苏月微僵在地上,忍不住抬起眼:“世子,您对妾一定要这般无情吗?”
隋屿不理,径直往外走。
就在他将要踏出房门时,苏月微猛地提高了嗓音:“昨儿个夜里,宫里传了信。”
话落,隋屿猛地停住,侧过头,目光落在她身上:“什么信?”
苏月潆呼吸一窒,又想哭又想笑。
“这么多年了,您还是忘不了她么?”
隋屿眼神一厉:“苏月微!有些话,说了是要掉脑袋的。”
苏月微眨了眨眼,眸中盈满泪花,却偏偏没有落下来。
她看着隋屿,心中的期望一点点碎掉:“你就这般紧张她。”
隋屿神色更冷:“我再说一遍”
“我不说她。”苏月微打断他,仰起头往前跪行了一步,攥紧他的袍角,“子修,我只求你一件事。”
“不要合离。”
“只要你不合离,我什么都可以做。”
隋屿眉眼中生出不耐。
苏月微眼中却满是情意:“我可以安安分分待在后院,再不踏入主院一步,也可像今日这般,替你拿到宫里的消息。”
“毕竟,我们是一家人不是么?”
隋屿脸色陡然沉了下去:“你知道你在说什么吗?”
苏月微苦涩一笑:“世子,我知道这么多,你就不怕将我出去后,乱说些什么吗?”
隋屿看着她,眼中没有半分动容,只有一片冷意:“不可理喻,有本事你就试试。”
苏月微不敢置信抬眸,她都这般卑微了,为何他还是不肯留下她。
隋屿转身要走,即使不看那信,他也知道,她会求他什么。
下一瞬,苏月微猛地失控:“隋屿!”
“够了!”长宁侯夫人推门而入,脸色难看至极,显然在门外听了个清楚。
她瞪着隋屿,怒道:“你这是在做什么,月微如今怀着你的骨肉,你就不会好好说话吗?”
隋屿转过头,神色带着几分疏离:“母亲当真不知我在做什么?”
长宁侯夫人一愣。
隋屿继续道:“若非当初母亲自作主张,儿子也不会有今日。”
长宁侯夫人脸色一白:“你还在怪我?”
当初长宁侯突然逝世,隋屿要支持偌大的侯府,比起苏月潆来说,更得苏尚书宠爱的苏月微显然是个更好的选择。
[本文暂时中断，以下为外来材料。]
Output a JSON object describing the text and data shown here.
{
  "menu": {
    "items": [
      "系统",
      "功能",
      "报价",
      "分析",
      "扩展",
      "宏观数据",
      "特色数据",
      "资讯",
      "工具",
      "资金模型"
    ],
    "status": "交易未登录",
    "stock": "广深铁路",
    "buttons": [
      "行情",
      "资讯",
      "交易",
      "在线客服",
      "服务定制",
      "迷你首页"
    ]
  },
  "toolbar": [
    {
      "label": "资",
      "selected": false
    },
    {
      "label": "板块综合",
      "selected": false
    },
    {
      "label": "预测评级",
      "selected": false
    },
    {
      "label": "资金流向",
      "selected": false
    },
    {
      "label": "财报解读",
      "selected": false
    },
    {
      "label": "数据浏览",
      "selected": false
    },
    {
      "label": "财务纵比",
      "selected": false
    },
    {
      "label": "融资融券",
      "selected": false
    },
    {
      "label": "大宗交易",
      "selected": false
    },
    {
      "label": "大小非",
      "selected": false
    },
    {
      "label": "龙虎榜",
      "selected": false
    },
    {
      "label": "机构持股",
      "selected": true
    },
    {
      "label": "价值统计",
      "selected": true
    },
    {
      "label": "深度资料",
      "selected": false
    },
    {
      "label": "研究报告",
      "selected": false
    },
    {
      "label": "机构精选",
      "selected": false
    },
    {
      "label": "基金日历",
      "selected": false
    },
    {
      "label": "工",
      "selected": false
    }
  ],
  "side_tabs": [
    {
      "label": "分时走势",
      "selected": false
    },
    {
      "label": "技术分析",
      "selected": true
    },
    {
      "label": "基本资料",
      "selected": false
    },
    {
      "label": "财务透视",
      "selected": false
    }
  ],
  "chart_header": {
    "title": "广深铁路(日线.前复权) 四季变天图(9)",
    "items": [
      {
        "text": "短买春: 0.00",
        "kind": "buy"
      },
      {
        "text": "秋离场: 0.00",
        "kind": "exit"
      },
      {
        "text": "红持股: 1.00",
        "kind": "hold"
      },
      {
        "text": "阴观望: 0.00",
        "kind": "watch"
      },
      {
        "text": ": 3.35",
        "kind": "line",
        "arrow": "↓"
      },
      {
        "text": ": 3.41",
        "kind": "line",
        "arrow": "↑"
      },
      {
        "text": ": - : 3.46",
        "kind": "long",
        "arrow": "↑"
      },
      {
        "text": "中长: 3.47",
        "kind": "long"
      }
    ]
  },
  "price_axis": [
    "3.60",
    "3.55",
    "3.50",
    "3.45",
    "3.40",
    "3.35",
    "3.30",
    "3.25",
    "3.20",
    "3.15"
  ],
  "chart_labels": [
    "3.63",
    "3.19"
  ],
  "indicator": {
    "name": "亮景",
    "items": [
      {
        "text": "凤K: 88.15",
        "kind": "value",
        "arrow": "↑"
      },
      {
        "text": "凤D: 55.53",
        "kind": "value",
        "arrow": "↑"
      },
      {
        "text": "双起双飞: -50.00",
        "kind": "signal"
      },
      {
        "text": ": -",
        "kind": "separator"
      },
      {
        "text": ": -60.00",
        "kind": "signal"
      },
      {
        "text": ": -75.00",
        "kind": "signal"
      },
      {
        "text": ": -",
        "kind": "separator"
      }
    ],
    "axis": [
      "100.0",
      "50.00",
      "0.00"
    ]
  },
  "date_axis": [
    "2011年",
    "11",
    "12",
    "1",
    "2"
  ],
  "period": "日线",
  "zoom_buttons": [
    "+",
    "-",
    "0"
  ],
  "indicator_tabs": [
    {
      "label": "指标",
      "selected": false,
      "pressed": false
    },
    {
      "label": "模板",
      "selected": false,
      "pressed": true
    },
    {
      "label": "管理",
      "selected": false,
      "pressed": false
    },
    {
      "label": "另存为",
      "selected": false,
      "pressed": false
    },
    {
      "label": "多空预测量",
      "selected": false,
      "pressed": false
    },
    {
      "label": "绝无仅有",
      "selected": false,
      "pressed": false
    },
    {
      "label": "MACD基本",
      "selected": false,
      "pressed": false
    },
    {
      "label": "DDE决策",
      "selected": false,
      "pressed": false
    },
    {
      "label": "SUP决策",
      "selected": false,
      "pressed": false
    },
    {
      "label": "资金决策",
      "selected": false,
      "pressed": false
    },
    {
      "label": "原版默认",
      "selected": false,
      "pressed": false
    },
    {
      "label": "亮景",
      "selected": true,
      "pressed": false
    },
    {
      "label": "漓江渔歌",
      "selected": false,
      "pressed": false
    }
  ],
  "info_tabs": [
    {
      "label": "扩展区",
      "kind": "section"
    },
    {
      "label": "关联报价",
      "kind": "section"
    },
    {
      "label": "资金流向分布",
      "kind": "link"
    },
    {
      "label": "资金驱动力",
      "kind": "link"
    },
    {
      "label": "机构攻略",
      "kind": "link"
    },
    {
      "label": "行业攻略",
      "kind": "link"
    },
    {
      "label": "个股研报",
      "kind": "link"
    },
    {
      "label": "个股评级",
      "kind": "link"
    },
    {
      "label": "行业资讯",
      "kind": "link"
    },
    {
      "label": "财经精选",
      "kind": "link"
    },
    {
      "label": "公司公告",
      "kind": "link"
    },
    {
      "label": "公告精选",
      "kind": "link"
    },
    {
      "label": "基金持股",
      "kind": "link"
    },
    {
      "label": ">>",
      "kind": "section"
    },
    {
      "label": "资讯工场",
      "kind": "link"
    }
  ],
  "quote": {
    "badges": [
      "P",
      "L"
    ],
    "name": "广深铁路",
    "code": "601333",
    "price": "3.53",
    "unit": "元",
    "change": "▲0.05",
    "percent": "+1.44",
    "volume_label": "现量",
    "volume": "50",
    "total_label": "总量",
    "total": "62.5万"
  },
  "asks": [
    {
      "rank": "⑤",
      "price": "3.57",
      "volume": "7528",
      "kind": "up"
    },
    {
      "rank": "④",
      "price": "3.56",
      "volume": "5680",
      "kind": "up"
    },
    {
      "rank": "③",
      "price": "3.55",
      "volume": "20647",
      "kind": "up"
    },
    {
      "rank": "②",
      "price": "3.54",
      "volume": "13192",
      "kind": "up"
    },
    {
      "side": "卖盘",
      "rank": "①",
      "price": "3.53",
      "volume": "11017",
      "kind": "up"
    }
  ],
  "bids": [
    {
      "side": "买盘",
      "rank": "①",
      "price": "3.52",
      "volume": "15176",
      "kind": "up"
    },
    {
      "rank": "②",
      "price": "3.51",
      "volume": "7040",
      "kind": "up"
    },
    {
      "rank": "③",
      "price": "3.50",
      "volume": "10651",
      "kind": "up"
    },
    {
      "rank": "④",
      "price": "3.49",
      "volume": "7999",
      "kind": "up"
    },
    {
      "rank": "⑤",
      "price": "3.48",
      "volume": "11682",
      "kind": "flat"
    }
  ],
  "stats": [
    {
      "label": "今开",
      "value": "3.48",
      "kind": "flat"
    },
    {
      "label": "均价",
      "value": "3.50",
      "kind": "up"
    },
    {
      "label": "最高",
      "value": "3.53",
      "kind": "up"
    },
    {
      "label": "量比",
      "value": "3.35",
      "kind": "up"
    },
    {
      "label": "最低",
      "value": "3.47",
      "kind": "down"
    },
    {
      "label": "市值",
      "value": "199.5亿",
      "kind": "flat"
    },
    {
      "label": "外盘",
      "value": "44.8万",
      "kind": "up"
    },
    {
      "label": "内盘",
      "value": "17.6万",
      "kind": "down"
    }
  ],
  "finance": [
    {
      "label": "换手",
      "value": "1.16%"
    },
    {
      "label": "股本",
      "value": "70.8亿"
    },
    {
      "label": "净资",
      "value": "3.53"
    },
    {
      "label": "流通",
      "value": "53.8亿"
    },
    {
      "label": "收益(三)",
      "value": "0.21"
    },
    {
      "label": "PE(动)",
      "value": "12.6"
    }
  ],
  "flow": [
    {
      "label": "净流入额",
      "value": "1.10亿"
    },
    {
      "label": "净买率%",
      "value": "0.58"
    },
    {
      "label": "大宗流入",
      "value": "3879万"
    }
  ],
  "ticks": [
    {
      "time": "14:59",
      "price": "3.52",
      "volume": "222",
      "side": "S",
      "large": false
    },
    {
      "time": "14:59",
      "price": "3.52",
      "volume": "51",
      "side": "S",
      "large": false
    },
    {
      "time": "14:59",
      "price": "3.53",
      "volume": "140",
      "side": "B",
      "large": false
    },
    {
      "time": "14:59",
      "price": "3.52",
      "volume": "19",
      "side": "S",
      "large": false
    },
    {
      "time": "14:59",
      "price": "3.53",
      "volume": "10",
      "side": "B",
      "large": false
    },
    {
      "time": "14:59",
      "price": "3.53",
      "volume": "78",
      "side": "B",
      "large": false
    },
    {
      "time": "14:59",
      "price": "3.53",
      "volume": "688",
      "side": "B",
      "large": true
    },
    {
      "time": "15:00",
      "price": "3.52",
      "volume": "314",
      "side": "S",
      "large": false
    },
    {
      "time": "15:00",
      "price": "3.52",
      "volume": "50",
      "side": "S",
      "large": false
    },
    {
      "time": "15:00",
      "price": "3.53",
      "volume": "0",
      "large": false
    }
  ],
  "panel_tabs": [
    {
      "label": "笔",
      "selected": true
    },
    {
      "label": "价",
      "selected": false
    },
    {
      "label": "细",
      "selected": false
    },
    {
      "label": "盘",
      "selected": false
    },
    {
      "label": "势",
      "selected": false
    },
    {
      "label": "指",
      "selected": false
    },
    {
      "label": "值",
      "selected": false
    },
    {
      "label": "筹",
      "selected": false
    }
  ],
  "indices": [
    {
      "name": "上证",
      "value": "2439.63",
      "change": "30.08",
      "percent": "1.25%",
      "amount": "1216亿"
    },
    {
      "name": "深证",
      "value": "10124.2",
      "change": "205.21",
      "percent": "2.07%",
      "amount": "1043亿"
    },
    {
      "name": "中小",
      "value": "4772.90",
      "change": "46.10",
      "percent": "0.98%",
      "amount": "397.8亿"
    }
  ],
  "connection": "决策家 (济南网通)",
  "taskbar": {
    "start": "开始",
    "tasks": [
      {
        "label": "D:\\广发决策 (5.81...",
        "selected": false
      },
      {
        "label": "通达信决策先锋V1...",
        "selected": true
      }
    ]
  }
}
隋屿没有回答,看了二人一眼,转身出了主院,一路打马朝宫中去。
另一边,颐华宫内灯火通明。
苏月潆整个人陷在锦被之中,鬓发尽湿,额间的碎发紧紧贴着肌肤,脸色异常苍白,唯有脸颊透出一股不正常的潮红。
岐山跪在榻前,指尖捏着银针,手却微不可察地发颤。
春和手中拧了帕子,小心擦着苏月潆额上的冷汗,心疼道:“娘娘,忍一忍。”
“再去换水。”岐山低声吩咐。
宫人慌忙应声而去。
岐山额角冷汗直落,心中清楚,这样拖下去,只怕要出事。
他咬了咬牙,终究不敢再压,低声道:“去乾盛殿,将消息禀明圣上。”
春和心口一紧,连声应下,转身便跑。
那头,楚域将将起身。
他方披上外袍,还未来得及束发,就听黄海平急急迈了进来:“圣上。”
楚域眉心一蹙:“慌什么?”
“玉妃娘娘出事了。”
话音未落,楚域动作一顿,猛地抬眼:“说清楚。”
“娘娘昨儿个是从慈宁宫走回去的,那样大的风,又遇着雨,娘娘身上本就有伤,夜里便起了高热,至今未退。”
楚域心里生出一股火气:“昨夜为何不报!”
黄海平暗暗叫苦,昨儿个两位主子闹成那般,谁敢来报?
“太医呢?”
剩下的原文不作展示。